So here is Marilyn’s account of the events of the 25 January and period immediately after on board Boudicca:

 

The demise of our 18-night cruise to Cape Verde on Boudicca

 “Close fire doors 3, 4 and 5” came loud over the PA system to wake us from sleep at 3.15 am on 25 January 2015. Around 15 minutes later “fire in the engine room, crew are tackling the fire. Stay off the deck and stay in your cabins”.

Expecting to be called to muster shortly, and in quite a panic, we donned our warmest clothes, collected our lifejackets and medicines. By 4.00 am the ship was in darkness except for small emergency lights on deck. We used an old lighter to see the numbers on the safe and retrieve our passports, money and valuables.

We had a balcony cabin on port side, deck 8, and could see and hear the crew running round on the deck below us, all wearing lifejackets and helmets.

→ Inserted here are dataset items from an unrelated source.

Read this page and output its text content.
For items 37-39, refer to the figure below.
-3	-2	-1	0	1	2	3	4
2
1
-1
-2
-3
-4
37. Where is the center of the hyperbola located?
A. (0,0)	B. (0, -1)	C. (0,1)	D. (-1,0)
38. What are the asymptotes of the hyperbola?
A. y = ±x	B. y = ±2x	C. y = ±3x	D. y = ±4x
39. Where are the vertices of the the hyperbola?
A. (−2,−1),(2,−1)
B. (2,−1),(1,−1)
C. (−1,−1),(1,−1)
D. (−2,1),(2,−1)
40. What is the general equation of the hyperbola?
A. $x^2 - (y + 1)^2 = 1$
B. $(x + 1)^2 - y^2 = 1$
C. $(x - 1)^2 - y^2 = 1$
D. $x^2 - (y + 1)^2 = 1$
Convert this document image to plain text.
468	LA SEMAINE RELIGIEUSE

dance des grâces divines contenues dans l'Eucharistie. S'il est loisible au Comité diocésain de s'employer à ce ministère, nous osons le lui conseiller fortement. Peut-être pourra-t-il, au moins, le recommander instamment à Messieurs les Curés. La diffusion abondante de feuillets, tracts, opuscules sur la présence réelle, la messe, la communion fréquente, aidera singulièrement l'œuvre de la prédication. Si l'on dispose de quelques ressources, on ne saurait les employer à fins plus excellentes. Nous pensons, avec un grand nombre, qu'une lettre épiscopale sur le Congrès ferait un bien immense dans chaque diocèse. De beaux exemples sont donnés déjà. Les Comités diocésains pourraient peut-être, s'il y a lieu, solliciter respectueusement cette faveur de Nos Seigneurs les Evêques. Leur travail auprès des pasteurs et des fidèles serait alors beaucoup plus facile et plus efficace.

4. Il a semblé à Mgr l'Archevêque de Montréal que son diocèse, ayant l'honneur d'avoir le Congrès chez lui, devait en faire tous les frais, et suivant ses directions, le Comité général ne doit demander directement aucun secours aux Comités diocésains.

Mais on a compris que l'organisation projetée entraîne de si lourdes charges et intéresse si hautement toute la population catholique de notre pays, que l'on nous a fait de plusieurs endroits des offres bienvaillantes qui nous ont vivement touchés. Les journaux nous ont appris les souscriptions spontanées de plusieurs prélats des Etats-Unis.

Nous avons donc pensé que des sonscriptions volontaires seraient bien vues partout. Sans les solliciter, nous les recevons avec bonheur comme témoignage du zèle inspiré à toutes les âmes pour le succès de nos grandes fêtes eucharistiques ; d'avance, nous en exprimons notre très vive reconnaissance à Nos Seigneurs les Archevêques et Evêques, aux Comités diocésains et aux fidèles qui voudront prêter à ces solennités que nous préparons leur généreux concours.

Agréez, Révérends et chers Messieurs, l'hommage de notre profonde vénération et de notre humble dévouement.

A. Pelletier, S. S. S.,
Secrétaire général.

We were concerned to see that the small lifeboat (tender) outside our cabin would not be able to launch because its lights and power had gone out. Everything was very black and relatively quiet, with no mechanical sounds, only the lapping of the – luckily calm – North Atlantic. We saw no other ships and could not see any land, The nearest place to us was reported to be Casablanca in Morocco. The passengers in the cabin next to ours came onto their balcony to ask what was happening. They had not heard the captain’s announcement. We suggested they gather their necessities.

Some time later we were told that the fire was out but there was a lot of smoke. The crew were trying to disperse it. For some time we had no information from the captain, but we noticed an increasing list to starboard, then 20 minutes later it changed to an even greater list to port. We could imagine ourselves being under the ship and a great deal of water. All this time the ship was drifting, powerless.

After what seemed like hours, the captain told us not to worry about the list because it was only caused by flooding the affected area to douse the fire. Now the crew had to try to pump the water out.

Some passengers, especially those travelling alone, had come out on deck to find company and the captain told them to return to their cabins so as not to hamper the crew. He told everyone to stay in their cabins and try to get some sleep.

Around 7.30 am dawn gave us more light. Still in fear for our lives, we left a text message for our family, so they would know what had happened to us. Nothing more was heard from the captain for some time, but by around 8.30 am some lighting was restored, the ship was on a more even keel, and we heard other passengers moving around the ship. On investigation we found they were using the stairs to assemble in the restaurants. A basic breakfast was available, without hot drinks. Around half the ship had light and power. The restaurant and cabin crew did a sterling job throughout with what little resources they had.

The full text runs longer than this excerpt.